This is not legal advice

The rules below are a plain-language starting point, not a substitute for legal counsel. Requirements vary by jurisdiction, industry, and how you collect data — confirm your specific obligations with a lawyer before relying on any summary, including this one.

CAN-SPAM (United States)

  • No false or misleading header information — the "from," "to," and routing information must accurately identify the sender.
  • No deceptive subject lines — the subject must reflect the content of the message.
  • Identify the message as an ad, where applicable.
  • Include a valid physical postal address for the sender.
  • Provide a clear, working way to opt out, and honor opt-out requests within 10 business days.
  • No purchased or harvested address lists used without a legitimate basis for the relationship.

GDPR (EU/UK)

GDPR governs the collection and processing of personal data for anyone emailing subscribers in the EU or UK, regardless of where the sender is based. For marketing email, the practical requirements are: a clear, affirmative consent mechanism (pre-checked boxes don't count), a stated purpose for collecting the address, an easy way to withdraw consent at any time, and the ability to delete a subscriber's data on request.

GDPR doesn't mandate double opt-in by name, but double opt-in is widely used specifically because it creates a clear, timestamped record of affirmative consent — useful if that consent is ever questioned.

The practical baseline

Regardless of which law technically applies to a given subscriber, a few practices satisfy both: get explicit opt-in (not a pre-checked box), identify your business clearly, include a working one-click unsubscribe link in every send, and process unsubscribe requests immediately rather than waiting for a batch job.
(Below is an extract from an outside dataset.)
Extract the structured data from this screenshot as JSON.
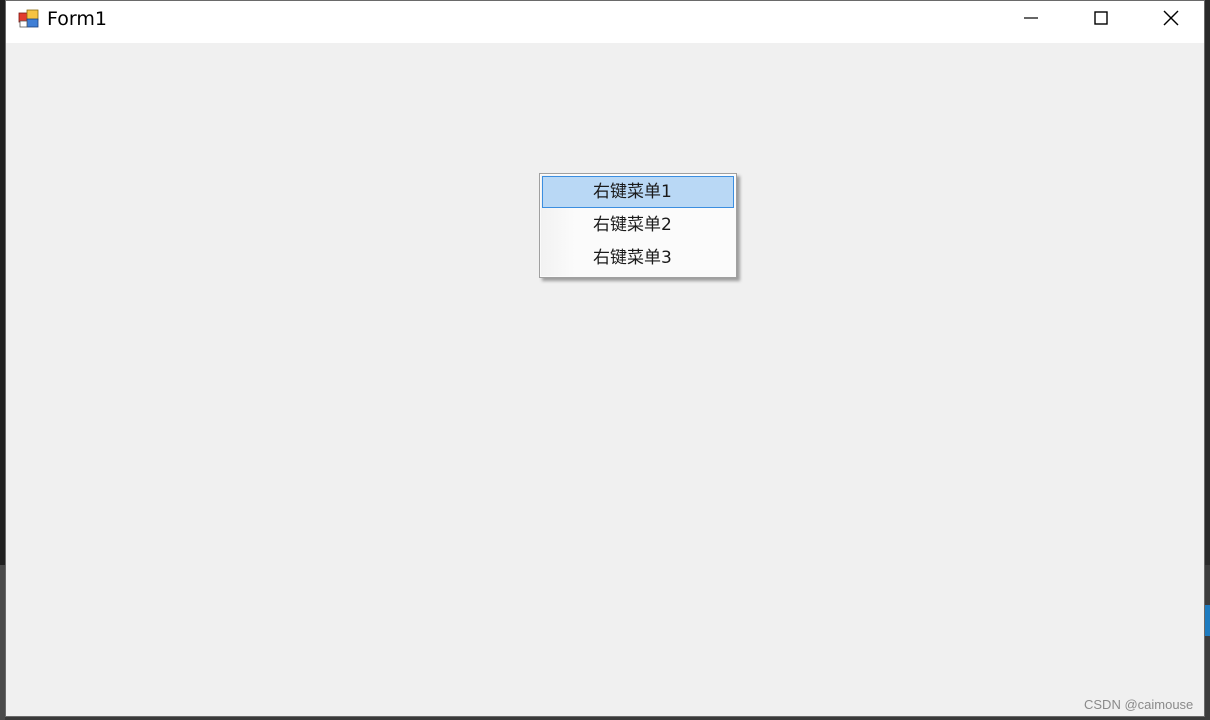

Every ESP tracked on /tools includes an unsubscribe mechanism and sender identification by default — the compliance gap is almost always in list acquisition, not the sending tool.

Questions about compliance (GDPR, CAN-SPAM)

Does CAN-SPAM require opt-in before I email someone?

No — CAN-SPAM is opt-out based and technically permits emailing without prior consent, provided the message is honestly labeled and includes a working unsubscribe mechanism, though GDPR and most ESP terms of service require opt-in regardless.

Does GDPR apply if my business isn't based in the EU?

Yes, if you're emailing subscribers located in the EU or UK, GDPR applies to that processing regardless of where your business is headquartered.

Is a pre-checked newsletter signup box compliant?

Under GDPR, no — consent must be an affirmative, opt-in action, and a pre-checked box does not meet that standard. Practices vary under other regimes, which is another reason to require an active opt-in everywhere.